Wendy D. Clark, Everett L. Smith, Kathleen A. Linn, Joanne R. Paul-Murphy, Mark E. Cook
Journal of Avian Medicine and Surgery 19 (3), 198-207, (1 September 2005) https://doi.org/10.1647/2003-037.1
KEYWORDS: peripheral quantitative computed tomography, osteotomy, bone healing, BONE MINERAL DENSITY, bone mineral content, bone cross-sectional area, Avian, chicken, Gallus domesticus
Peripheral quantitative computed tomography (pQCT), a noninvasive method for measuring bone characteristics, was used to evaluate bone healing in 3 white leghorn chickens (Gallus domesticus) after radial osteotomy at 22 days of age.
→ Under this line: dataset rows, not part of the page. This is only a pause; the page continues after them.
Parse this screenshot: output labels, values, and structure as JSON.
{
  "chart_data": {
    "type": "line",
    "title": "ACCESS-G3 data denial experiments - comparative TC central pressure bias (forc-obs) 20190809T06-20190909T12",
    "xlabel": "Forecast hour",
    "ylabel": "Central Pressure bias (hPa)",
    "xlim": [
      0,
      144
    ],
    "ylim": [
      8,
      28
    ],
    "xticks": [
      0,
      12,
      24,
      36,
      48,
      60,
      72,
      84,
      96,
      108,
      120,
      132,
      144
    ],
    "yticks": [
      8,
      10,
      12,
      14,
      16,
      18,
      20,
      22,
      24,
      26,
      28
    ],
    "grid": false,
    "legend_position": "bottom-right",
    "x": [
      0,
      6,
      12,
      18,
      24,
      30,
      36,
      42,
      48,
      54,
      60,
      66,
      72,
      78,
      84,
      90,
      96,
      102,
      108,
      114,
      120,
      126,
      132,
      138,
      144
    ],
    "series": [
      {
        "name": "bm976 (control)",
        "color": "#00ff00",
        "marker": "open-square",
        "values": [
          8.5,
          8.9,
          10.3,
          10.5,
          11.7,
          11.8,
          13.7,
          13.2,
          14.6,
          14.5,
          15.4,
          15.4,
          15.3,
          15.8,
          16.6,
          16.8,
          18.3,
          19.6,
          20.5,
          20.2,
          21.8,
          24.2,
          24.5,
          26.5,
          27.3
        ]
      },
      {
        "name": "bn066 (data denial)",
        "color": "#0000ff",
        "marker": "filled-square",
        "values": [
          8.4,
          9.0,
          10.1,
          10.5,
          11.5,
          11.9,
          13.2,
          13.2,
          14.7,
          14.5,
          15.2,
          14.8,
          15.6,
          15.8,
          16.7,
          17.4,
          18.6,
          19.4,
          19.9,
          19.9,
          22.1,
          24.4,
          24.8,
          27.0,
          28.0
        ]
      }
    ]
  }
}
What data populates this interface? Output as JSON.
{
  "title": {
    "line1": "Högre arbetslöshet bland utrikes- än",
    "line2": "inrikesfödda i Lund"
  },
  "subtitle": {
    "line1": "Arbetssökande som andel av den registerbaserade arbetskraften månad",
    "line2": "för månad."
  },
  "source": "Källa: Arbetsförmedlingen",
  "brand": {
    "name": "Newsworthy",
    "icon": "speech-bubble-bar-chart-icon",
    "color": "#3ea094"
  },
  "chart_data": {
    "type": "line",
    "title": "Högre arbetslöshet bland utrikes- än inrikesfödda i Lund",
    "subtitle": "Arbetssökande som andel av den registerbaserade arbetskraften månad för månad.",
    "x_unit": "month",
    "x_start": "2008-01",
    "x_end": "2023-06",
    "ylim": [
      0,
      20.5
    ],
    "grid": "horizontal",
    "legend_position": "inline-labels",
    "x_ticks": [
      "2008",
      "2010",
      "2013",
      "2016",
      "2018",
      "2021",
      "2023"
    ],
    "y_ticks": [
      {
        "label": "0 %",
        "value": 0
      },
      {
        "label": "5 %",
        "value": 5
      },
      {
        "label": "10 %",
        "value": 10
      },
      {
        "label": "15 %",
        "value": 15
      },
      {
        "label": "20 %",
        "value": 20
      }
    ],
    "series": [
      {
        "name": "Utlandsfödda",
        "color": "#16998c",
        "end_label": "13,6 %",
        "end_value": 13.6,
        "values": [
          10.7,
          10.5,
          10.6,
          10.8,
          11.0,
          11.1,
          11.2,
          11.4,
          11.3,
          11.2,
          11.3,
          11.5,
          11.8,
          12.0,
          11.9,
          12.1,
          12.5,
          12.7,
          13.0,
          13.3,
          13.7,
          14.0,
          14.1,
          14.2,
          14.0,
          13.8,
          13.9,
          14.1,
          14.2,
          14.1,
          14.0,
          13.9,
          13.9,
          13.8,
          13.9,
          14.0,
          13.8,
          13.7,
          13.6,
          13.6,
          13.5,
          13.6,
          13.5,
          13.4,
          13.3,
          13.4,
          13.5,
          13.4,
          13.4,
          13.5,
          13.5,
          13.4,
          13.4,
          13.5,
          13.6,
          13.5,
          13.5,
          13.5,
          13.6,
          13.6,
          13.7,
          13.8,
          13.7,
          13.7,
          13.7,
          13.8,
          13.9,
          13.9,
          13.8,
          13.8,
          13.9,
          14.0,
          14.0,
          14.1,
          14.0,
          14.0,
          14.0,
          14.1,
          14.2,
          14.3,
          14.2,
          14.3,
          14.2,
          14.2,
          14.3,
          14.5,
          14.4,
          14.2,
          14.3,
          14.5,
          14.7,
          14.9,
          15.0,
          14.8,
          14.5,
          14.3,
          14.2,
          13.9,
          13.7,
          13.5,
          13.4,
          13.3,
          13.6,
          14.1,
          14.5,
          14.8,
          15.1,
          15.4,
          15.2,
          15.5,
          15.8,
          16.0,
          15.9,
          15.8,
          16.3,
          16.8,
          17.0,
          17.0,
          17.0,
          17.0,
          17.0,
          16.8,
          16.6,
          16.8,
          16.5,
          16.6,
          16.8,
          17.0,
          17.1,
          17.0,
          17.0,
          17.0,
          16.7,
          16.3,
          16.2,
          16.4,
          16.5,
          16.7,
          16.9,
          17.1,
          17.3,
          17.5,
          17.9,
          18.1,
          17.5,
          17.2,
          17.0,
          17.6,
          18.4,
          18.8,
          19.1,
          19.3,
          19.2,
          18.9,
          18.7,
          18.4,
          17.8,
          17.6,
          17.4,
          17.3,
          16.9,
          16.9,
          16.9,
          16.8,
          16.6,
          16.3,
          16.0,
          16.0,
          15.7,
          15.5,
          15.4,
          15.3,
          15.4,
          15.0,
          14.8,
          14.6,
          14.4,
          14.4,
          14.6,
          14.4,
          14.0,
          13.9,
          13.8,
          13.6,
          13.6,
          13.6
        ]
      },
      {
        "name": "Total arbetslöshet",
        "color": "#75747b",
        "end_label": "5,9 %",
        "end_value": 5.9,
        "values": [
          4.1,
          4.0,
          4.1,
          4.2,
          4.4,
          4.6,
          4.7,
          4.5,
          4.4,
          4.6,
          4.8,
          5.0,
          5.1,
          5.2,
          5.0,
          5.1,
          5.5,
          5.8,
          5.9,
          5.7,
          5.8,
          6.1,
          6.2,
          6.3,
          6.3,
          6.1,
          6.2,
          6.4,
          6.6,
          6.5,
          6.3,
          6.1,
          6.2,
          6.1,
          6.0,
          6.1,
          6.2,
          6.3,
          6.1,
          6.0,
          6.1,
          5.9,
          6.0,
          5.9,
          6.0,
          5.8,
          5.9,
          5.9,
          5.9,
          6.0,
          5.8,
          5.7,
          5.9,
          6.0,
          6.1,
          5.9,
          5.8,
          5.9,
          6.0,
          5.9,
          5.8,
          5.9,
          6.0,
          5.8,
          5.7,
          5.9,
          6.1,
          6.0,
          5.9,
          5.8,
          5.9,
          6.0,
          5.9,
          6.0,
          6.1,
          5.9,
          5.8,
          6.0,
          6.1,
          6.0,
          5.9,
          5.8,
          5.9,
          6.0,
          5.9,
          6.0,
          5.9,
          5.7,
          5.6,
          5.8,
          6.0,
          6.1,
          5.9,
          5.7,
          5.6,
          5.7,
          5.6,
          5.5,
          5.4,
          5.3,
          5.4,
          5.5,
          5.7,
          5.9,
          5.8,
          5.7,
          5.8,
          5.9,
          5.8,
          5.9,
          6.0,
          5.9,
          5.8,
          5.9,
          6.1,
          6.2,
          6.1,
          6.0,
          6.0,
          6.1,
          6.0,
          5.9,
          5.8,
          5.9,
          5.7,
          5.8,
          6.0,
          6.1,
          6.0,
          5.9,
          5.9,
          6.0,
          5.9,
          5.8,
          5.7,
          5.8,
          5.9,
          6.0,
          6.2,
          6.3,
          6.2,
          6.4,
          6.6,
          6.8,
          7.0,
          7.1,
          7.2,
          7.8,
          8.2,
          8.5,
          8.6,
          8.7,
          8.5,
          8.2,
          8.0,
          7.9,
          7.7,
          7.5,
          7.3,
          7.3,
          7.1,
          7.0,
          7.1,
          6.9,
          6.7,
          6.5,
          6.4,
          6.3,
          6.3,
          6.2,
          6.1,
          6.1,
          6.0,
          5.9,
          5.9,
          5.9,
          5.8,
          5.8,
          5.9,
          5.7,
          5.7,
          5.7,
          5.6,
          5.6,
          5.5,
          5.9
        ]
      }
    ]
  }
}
The time sequence for callus formation and mineralization over a 45-day period was examined by performing serial cross-sectional scans of the osteotomized radius of each bird daily from day 2 to day 29 and on days 42 and 45 after surgery. Complete data were available for 2 birds. Formation of a new marrow cavity was apparent by 4 weeks after surgery, and union of the bone ends appeared complete by day 42. Bone mineral content (BMC), bone mineral density (BMD), and cross-sectional area (CSA) were measured at the radial osteotomy site, at 3 mm proximal to it, and at the corresponding areas on the ulna. The radial osteotomy site began to mineralize by day 4, and BMC and CSA increased approximately 100% in both birds between days 5 and 10. In bird 2, BMC and CSA continued to increase (55% and 74%, respectively). Peak radial levels of both BMC and CSA were followed by plateaus lasting approximately 7 days, then both levels decreased during callus resorption. The radial BMD increased during these plateaus, then decreased as the callus was remodeled. Between days 29 and 42, the BMD of the radial osteotomy site increased and approached that of the corresponding ulna. The sequences of changes in BMC, CSA, and BMD after day 10 were similar in each bird. These results indicate that pQCT is a useful tool to monitor postosteomy bone healing in chicks.